Thursday, February 28, 2013
This is a post by the people at Edinburgh Airport. Get ready for a journey through Iceland!
Iceland’s View of the Northern Lights
Aptly named “The Land of Ice and Snow”, Iceland is without a doubt one of the most unique islands on the face of the Earth. While the geography alone may captivate both the eye and the imagination, above that geography, in Iceland’s sky, is one of the few places on Earth where you might catch a view of a spectacularly stunning atmospheric phenomenon: The Northern Lights.
This kaleidoscope of colours appears in the high latitudes in both the northern and southern hemispheres. Now for the science part: The Aurora Borealis (as they are called in the north) is actually caused by solar storms. Occasionally the sun sends out massive amounts of magnetic energy from its surface in the form of Coronal Mass Ejections – or CMEs for short, if you are planning on saying it a lot!
These particles then make their way into the upper layer of the Earth’s atmosphere – the ionosphere. The resulting collisions between the solar particles and the ions floating high above cause a dazzling array of colours and serpentine movements which often fail description, though dazzling and serpentine are both a good start.
What is of interest is that 2013 may prove to be a more active year, as the sun is going through one of its more violent storm cycles and Iceland will be one of the best areas to view this light show. One simply has to see it to believe it.
And that’s the catch: as these lights tend to be ephemeral and viewing them depends on a number of atmospheric conditions including cloud cover and visibility, there is naturally no guarantee that you may be lucky enough to catch a glimpse of nature’s iridescent display. However, to alleviate any potential disappointment, the city of Reykjavik plays host to a number of other enjoyable events and attractions.
Now for the history part: Reykjavik was founded around 870 AD by wandering Norsemen and enjoyed relative autonomy until the 19th century; some traditions found here are not to be encountered anywhere else in Europe.

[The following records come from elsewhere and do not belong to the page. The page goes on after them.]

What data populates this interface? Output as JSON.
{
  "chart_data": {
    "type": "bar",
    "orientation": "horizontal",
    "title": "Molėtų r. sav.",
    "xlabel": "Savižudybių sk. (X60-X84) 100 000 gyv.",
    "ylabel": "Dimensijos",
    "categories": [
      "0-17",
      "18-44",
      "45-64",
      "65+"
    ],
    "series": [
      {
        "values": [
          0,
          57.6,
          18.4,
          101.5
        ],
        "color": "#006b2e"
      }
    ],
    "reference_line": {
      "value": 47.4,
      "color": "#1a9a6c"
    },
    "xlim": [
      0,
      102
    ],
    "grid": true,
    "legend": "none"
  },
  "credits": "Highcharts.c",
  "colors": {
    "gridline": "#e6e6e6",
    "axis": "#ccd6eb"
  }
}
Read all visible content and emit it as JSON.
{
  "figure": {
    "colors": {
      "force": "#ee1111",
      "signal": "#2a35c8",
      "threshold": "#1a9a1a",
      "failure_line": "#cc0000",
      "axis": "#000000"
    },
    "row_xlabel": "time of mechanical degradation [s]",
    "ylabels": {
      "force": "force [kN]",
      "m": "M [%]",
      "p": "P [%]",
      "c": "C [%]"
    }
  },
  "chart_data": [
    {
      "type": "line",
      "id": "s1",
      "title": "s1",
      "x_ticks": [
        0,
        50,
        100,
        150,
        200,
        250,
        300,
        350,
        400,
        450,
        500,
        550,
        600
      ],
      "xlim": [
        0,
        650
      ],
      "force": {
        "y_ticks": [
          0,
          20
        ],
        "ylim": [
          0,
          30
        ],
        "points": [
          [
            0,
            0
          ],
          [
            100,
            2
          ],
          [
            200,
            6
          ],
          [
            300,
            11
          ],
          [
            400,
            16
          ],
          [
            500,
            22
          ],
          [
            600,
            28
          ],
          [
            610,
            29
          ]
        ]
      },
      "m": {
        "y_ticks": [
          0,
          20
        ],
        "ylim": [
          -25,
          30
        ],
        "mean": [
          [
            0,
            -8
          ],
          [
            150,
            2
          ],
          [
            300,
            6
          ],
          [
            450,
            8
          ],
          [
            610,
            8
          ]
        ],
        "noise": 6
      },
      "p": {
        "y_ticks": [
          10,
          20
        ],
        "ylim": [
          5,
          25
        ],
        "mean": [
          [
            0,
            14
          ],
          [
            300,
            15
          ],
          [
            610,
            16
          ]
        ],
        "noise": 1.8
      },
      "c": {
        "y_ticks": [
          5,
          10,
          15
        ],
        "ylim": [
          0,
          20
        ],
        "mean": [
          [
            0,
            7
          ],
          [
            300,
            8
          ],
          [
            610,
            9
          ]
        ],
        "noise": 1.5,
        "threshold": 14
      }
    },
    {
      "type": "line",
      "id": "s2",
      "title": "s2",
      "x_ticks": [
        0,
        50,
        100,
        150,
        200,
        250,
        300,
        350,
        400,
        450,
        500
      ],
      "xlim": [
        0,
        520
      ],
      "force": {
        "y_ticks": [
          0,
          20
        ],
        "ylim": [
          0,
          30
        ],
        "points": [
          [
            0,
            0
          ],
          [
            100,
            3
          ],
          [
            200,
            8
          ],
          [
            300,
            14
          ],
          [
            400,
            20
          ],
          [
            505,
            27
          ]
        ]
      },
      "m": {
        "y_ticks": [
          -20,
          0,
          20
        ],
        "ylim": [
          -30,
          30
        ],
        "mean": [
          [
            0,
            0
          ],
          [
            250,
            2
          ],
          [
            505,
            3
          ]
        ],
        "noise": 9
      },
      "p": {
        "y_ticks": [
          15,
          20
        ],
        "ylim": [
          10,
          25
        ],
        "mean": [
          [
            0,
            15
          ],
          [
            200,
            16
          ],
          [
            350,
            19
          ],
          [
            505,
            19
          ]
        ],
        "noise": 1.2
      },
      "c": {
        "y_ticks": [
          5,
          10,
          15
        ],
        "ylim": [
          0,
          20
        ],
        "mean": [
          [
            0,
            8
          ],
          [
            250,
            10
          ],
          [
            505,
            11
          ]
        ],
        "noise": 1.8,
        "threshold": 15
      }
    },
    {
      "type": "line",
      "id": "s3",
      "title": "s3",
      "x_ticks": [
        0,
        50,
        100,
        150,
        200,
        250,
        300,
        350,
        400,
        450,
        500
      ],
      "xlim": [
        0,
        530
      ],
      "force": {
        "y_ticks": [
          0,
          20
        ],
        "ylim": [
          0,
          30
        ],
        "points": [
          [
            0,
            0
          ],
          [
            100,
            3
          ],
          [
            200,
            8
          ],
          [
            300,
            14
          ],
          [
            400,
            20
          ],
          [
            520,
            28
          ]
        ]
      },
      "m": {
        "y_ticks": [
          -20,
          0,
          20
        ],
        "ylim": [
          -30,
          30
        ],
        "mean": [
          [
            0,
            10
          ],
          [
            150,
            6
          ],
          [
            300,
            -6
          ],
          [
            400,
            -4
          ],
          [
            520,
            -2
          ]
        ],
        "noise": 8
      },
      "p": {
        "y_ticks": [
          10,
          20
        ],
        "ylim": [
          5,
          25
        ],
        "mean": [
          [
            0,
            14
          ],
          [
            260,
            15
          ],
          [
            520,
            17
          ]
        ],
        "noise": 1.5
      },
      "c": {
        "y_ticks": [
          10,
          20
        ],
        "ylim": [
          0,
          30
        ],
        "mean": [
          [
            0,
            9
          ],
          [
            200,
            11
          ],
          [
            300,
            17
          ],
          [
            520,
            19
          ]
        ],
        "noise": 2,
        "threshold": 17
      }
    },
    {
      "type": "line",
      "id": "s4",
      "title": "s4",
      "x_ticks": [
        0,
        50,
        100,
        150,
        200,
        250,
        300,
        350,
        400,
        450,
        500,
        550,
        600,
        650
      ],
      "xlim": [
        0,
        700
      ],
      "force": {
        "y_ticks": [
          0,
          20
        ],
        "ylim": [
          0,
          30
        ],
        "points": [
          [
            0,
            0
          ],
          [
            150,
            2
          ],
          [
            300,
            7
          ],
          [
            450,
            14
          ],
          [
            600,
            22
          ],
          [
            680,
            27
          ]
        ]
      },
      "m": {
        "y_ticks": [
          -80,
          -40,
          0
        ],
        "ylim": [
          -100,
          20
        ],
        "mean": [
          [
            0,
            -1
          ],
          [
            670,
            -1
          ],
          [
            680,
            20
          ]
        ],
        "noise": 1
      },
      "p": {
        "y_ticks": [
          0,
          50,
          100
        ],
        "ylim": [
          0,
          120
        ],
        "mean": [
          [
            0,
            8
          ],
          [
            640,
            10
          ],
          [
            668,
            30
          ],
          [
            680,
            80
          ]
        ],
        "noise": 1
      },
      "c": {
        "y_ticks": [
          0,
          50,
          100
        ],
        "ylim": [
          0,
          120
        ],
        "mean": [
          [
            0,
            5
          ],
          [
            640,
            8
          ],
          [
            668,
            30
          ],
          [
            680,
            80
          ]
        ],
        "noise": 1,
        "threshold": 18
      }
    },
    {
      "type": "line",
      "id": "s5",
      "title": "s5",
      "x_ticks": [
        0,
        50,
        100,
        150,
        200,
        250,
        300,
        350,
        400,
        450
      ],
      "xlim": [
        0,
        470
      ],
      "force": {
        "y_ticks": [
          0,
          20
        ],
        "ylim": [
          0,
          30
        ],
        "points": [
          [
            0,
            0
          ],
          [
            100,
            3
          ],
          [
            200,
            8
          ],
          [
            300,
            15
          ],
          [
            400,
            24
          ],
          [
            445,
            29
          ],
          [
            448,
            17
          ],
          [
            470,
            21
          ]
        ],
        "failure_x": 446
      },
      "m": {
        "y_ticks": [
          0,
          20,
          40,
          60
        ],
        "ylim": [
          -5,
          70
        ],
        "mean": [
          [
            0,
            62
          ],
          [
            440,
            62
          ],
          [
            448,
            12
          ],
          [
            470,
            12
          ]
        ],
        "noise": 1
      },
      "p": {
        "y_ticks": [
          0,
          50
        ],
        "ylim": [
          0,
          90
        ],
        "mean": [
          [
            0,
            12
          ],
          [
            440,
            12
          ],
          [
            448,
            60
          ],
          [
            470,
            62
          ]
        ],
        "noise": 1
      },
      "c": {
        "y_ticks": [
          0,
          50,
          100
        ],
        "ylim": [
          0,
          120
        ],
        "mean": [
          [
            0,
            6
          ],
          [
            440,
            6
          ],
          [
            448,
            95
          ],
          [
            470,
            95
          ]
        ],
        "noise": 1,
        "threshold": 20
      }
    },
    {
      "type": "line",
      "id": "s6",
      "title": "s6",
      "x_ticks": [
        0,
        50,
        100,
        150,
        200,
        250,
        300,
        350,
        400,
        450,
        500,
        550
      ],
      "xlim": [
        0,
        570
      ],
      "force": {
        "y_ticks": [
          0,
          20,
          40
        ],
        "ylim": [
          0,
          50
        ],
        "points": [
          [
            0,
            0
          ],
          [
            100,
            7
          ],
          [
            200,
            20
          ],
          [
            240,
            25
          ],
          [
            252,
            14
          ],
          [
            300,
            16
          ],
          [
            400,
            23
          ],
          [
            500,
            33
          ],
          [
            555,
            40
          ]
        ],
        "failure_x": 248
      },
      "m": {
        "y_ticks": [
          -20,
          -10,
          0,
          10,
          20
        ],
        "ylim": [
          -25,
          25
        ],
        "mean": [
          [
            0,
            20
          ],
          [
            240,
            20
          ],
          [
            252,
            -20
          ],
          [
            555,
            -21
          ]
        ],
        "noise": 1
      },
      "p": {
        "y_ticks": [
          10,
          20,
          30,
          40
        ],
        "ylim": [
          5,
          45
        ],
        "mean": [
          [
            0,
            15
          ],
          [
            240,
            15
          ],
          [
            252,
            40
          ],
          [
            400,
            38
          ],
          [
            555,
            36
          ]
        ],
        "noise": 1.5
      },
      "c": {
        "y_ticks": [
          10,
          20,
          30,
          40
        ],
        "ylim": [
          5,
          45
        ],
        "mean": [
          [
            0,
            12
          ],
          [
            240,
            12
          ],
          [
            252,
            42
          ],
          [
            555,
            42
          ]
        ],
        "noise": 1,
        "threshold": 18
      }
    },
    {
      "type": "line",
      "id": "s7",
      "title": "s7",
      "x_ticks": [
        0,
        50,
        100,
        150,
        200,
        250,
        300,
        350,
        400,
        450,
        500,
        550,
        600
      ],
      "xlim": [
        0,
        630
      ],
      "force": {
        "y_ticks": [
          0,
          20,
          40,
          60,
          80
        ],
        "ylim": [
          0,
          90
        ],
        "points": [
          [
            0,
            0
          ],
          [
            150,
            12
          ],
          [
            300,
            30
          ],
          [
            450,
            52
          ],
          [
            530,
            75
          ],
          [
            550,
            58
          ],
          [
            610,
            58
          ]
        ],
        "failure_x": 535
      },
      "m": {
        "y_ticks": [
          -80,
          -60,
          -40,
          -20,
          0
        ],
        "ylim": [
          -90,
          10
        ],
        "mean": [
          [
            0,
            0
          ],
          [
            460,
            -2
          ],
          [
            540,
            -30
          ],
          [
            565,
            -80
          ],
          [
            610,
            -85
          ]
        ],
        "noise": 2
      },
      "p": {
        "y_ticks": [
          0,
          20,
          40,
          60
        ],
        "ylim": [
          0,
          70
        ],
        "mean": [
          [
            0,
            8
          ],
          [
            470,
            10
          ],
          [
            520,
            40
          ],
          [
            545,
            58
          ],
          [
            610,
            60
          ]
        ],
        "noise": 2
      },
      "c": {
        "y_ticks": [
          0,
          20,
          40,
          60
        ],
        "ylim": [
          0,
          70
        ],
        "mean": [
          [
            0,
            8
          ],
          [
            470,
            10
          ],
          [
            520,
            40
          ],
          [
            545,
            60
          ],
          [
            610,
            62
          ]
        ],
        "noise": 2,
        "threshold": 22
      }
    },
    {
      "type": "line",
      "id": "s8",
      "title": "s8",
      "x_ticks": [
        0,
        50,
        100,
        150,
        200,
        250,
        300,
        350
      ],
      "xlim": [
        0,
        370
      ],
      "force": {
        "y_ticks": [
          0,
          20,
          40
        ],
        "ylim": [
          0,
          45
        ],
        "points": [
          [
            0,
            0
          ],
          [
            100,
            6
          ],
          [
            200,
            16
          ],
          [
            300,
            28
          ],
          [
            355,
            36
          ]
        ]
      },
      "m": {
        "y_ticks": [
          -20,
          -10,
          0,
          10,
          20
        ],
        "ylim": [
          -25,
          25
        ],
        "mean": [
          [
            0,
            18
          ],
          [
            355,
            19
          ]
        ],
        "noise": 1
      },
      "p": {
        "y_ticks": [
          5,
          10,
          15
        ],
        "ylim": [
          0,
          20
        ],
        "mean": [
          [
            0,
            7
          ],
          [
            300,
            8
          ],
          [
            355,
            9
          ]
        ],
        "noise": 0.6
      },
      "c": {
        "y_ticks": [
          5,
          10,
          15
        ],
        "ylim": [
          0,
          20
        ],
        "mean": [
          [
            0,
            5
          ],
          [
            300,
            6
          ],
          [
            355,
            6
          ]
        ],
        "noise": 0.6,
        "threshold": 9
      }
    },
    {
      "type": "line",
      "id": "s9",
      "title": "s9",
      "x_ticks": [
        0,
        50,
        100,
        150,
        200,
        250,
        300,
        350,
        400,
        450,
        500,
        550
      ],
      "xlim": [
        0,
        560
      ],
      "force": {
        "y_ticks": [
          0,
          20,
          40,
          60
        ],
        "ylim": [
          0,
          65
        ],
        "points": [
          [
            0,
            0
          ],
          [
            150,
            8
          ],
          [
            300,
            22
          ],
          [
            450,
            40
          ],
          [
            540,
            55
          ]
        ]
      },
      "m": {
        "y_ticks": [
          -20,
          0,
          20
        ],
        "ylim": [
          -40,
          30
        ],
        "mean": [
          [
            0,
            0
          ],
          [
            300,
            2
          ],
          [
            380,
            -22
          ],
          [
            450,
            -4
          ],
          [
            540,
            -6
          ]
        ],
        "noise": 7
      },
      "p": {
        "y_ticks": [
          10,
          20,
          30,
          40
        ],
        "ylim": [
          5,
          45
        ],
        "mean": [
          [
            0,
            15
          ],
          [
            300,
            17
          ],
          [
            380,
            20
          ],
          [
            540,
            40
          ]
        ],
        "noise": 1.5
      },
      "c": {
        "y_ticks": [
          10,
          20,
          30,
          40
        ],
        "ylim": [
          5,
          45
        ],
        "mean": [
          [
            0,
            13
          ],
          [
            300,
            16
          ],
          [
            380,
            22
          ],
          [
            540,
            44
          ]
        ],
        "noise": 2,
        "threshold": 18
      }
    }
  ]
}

Additionally, unlike many other major cities in Europe, it escaped the devastation of World War II. If you visit The Culture House you can view some of the most ancient documents found to date, including the Poetic Edda, the famous Norse work called “The Sagas”, as well as other well-known historical manuscripts. You can also view archaeological excavations of Viking-era longhouses within the city limits or experience the many sights, sounds, smells, and tastes found along the Laugavegur, the city’s main market street.
Should you wish to take a break from the culture and local culinary traditions, why not take a short trip to Nautholsvik Beach? This may sound a bit odd considering Iceland’s high latitude, but not to worry, for this beach is geothermally heated from deep below. It is one of the few places a tourist can brag that he or she was enjoying a nice ocean view in the depths of winter. Of course, other typical snow-related activities are always an option.
Even if you are not lucky enough to catch a fleeting glimpse of the Northern Lights, the city of Reykjavik will quickly dispel any feelings of disappointment. Culture and history aside, it’s worth mentioning that Reykjavik has also been dubbed “the nightlife capital of the north”. What is of even more importance is that arriving at such a stunning location is easy. You can simply travel to Scotland and book parking at Edinburgh Airport. From there, Iceland is only a short hop away.
So, should nature’s lights prove elusive, the city of Reykjavik itself easily makes up for this display with an entrancing atmosphere of its own. Indeed, Scotland itself has the potential to be exposed to the Aurora – so you may still have a final chance to see it at either end of your trip.